Lithium polymer is not based on a liquid solvent like lithium ion and other technologies so it doesn't need to be contained in a heavy metal shell. The gum-like substance that stores the electricity is also far safer than lithium ion since it is not a flammable liquid. It can also take on various shapes and be made very compact. You may even have a lithium polymer battery in your pocket right now if you have a relatively new cell phone.

The Schwinn lithium polymer Power Pac - lighter, smaller, safer, more reliable and worth the investment because it works!

The Schwinn Plug N' Drive DC Brushless Hub Motor

The Schwinn Plug N' Drive hub motor is light, small, powerful, durable, quiet and efficient.

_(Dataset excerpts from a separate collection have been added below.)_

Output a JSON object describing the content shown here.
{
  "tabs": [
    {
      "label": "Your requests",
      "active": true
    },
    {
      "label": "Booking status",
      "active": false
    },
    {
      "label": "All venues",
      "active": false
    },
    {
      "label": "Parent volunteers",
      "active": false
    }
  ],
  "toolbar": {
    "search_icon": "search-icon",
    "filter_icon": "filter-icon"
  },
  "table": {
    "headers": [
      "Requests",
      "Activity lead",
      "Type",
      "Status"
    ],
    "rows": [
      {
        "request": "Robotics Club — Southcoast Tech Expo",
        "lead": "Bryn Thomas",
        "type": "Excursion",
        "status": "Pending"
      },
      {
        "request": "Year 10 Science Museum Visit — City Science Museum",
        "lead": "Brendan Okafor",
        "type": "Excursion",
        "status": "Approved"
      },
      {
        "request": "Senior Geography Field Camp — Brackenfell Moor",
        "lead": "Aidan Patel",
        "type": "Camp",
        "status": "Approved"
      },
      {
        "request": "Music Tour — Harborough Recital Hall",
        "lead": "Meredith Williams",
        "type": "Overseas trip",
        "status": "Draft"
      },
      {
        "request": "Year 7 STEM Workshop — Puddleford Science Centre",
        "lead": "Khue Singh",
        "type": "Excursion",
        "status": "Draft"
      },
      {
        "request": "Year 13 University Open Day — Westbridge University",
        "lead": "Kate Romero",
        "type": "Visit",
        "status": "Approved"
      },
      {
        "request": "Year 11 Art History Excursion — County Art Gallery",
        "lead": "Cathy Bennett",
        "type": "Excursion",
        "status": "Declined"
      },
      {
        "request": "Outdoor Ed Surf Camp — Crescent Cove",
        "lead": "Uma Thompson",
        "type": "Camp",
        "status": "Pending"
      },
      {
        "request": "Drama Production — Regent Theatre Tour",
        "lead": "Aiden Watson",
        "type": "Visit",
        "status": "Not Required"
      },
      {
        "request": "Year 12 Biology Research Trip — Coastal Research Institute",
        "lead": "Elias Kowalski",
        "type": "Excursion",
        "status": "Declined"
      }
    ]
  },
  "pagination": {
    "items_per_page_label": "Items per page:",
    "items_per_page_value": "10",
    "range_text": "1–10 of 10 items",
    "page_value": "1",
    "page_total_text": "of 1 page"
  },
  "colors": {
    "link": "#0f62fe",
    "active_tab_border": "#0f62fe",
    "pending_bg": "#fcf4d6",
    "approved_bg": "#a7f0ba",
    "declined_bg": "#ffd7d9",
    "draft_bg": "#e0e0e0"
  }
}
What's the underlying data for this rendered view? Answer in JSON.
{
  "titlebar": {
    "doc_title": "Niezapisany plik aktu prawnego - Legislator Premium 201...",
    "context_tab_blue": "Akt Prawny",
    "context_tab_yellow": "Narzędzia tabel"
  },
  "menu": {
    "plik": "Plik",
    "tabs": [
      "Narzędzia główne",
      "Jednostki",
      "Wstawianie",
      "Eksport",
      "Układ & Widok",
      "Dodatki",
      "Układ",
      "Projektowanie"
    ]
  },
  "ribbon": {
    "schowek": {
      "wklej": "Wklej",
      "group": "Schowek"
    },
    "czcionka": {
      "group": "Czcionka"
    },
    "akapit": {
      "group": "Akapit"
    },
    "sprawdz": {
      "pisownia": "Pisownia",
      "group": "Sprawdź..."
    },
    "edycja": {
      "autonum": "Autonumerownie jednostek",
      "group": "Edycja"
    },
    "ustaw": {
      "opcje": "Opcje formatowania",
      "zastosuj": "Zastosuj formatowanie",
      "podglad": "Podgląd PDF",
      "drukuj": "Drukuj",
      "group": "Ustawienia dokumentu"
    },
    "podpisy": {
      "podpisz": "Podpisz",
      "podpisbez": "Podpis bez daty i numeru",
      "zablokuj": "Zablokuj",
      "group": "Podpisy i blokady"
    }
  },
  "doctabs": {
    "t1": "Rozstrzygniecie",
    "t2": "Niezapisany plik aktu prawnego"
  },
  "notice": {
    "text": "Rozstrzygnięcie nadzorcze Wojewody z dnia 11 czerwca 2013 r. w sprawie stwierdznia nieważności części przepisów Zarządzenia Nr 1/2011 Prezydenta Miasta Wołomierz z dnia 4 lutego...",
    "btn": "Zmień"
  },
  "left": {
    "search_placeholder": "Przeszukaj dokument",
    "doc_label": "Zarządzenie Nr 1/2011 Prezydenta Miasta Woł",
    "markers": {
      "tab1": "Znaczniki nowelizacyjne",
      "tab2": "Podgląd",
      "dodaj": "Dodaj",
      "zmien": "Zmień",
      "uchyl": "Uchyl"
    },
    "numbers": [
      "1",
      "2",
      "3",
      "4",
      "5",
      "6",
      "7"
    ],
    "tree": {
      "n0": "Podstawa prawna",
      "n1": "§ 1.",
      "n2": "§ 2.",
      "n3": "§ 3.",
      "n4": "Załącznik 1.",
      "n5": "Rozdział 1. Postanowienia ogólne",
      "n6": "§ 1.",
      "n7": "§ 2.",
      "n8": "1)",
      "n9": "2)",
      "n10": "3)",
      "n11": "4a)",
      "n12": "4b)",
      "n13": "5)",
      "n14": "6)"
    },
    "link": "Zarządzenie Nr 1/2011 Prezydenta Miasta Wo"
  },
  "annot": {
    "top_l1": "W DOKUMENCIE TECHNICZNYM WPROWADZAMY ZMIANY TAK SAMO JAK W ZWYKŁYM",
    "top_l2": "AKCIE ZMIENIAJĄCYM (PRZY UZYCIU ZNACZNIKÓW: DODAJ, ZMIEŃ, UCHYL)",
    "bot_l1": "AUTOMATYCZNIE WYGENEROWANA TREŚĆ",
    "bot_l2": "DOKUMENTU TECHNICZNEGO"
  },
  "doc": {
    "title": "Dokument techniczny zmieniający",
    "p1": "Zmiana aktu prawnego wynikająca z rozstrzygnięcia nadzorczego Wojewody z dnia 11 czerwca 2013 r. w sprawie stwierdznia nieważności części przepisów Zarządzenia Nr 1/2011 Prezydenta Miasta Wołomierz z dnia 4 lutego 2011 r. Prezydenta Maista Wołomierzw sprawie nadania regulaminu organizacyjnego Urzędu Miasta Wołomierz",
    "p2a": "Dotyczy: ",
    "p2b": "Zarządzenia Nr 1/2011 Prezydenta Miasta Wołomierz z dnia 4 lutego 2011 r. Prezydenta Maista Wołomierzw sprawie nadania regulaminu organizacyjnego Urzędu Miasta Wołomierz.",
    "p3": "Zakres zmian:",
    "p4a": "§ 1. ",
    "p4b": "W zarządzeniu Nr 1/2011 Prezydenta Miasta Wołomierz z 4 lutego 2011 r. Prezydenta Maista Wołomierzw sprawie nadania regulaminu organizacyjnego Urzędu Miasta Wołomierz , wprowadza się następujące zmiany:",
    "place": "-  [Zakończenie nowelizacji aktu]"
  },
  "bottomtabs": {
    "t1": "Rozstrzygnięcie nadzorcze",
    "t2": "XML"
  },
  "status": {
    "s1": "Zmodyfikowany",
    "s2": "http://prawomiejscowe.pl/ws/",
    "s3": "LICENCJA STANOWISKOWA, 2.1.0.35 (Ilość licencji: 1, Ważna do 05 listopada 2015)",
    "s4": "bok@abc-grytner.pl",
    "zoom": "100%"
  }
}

The core of the system is the Schwinn Plug-n-Ride hub motor. The brushless design means there are no mechanical contact points (brushes) to cause drag, internal contaminating dust or wearable parts to be replaced. The brushless design uses "pulses" of electricity sent from the battery to create power. These pulses are triggered by the motor controller located just in front of the battery in the battery junction box. The junction box is the place the battery plugs into in the rack and where the "ignition" key is inserted. The controller is like the fuel injection system in a car metering out just the right amount of power efficiently at the right time based on rider input and road conditions (wind, terrain, speed etc.)

The motor is internally geared so it can be smaller and provide more torque than other motor designs. When there is no added power desired by the rider, or when bike speed exceeds the motor allowed speed, the hub simply spins silently with very little added drag.

The high efficiency output of the Schwinn Plug-n-Ride motor adds just the right amount of power at the right time for maximum range. Since 20% or more of the battery drain would happen when a rider starts from a dead stop, the automatic pedal assist feature kicks in the motor once the rider has reached 2-3 mph extending the overall range significantly. The rider may also choose to "boost" the pedal assist system by holding the thumb paddle down for about 10% more power when needed, of course this will reduce the range a bit. For safety, the motor will automatically cut out when either brake is applied. The Schwinn Plug-n-Ride motor size and design was carefully chosen by Schwinn to supplement the bicyclist's efforts extending the range and adventures, but keeping the bike a bike. Higher power electric bikes are available but are just too heavy to actually ride as a bicycle. One unexpected trip home experienced with a dead battery and the other older designs wind up getting left in the garage.